Notice that we do the search in at the same time we are testing for its result. The same case as the checking we do at the while loop. If there is a positive result from the regex search a True flag will be raised and the interpreter will execute the code of the initial branch, not testing for the elif and else

1
2
print 'Yep, I found it'
else: print 'Sorry, try another one'

This condition is nested inside another condition, the one that tests for the size of the input entered.
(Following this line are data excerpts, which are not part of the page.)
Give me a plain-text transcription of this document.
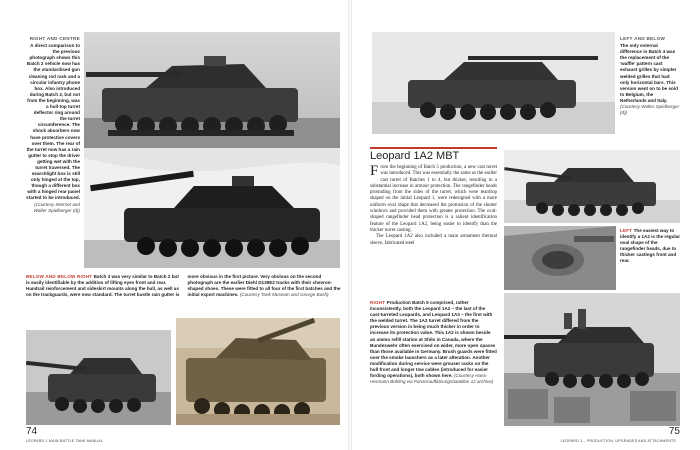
RIGHT AND CENTRE
A direct comparison to the previous photograph shows this Batch 2 vehicle now has the standardised gun cleaning rod rack and a circular infantry phone box. Also introduced during Batch 2, but not from the beginning, was a hull-top turret deflector ring around the turret circumference. The shock absorbers now have protective covers over them. The rear of the turret now has a rain gutter to stop the driver getting wet with the turret traversed. The searchlight box is still only hinged at the top, though a different box with a hinged rear panel started to be introduced. (Courtesy Internet and Walter Spielberger (d))
BELOW AND BELOW RIGHT Batch 3 was very similar to Batch 2 but is easily identifiable by the addition of lifting eyes front and rear. Handrail reinforcement and sideskirt mounts along the hull, as well as on the trackguards, were now standard. The turret bustle rain gutter is more obvious in the first picture. Very obvious on the second photograph are the earlier Diehl D139E2 tracks with their chevron-shaped shoes. These were fitted to all four of the first batches and the initial export machines. (Courtesy Tank Museum and George Bush)
74
LEOPARD 1 MAIN BATTLE TANK MANUAL
LEFT AND BELOW
The only external difference in Batch 4 was the replacement of the 'waffle' pattern cast exhaust grilles by simpler welded grilles that had only horizontal bars. This version went on to be sold to Belgium, the Netherlands and Italy. (Courtesy Walter Spielberger (d))
Leopard 1A2 MBT
F rom the beginning of Batch 5 production, a new cast turret was introduced. This was essentially the same as the earlier cast turret of Batches 1 to 4, but thicker, resulting in a substantial increase in armour protection. The rangefinder heads protruding from the sides of the turret, which were teardrop shaped on the initial Leopard 1, were redesigned with a more uniform oval shape that decreased the protrusion of the shutter windows and provided them with greater protection. The oval-shaped rangefinder head protection is a salient identification feature of the Leopard 1A2, being easier to identify than the thicker turret casting.
The Leopard 1A2 also included a main armament thermal sleeve, fabricated steel
LEFT The easiest way to identify a 1A2 is the regular oval shape of the rangefinder heads, due to thicker castings front and rear.
RIGHT Production Batch 5 comprised, rather inconsistently, both the Leopard 1A2 – the last of the cast-turreted Leopards, and Leopard 1A3 – the first with the welded turret. The 1A2 turret differed from the previous version in being much thicker in order to increase its protection value. This 1A2 is shown beside an ammo refill station at Shilo in Canada, where the Bundeswehr often exercised on wider, more open spaces than those available in Germany. Brush guards were fitted over the smoke launchers as a later alteration. Another modification during service were grouser racks on the hull front and longer tow cables (introduced for easier fording operations), both shown here. (Courtesy Hans-Hermann Bühling via Panzeraufklärungsbataillon 12 archive)
LEOPARD 1 – PRODUCTION, UPGRADES AND ATTACHMENTS
75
So, if our search returns a regex object, we print Yep, I found it, otherwise the user will receive Sorry, try another one. Now back to our upper if, if the user input length is equal to zero (just pressing the Enter key) the interpreter will process the line

1
print 'Done, thanks for using motif_search'

and then

1
inputfromuser = False

that will tell the while loop that there is no True variable anymore, ending the loop and consequently our script. Let’s review the script and its flow:

1) assign a filename to be opened 
2) read the file 
3) join the lines 
4) remove carriage returns 
5) ask for user input, while is valid 
6) if input length is greater or equal to 1, process it 
 6a) compile regex with input 
 6b) search for it 
   6b1) if it is found print yes 
   6b2) if it is not found print no 
7) if input length is equal to zero, end while loop, end strings

I know it is a lot of information, take your time.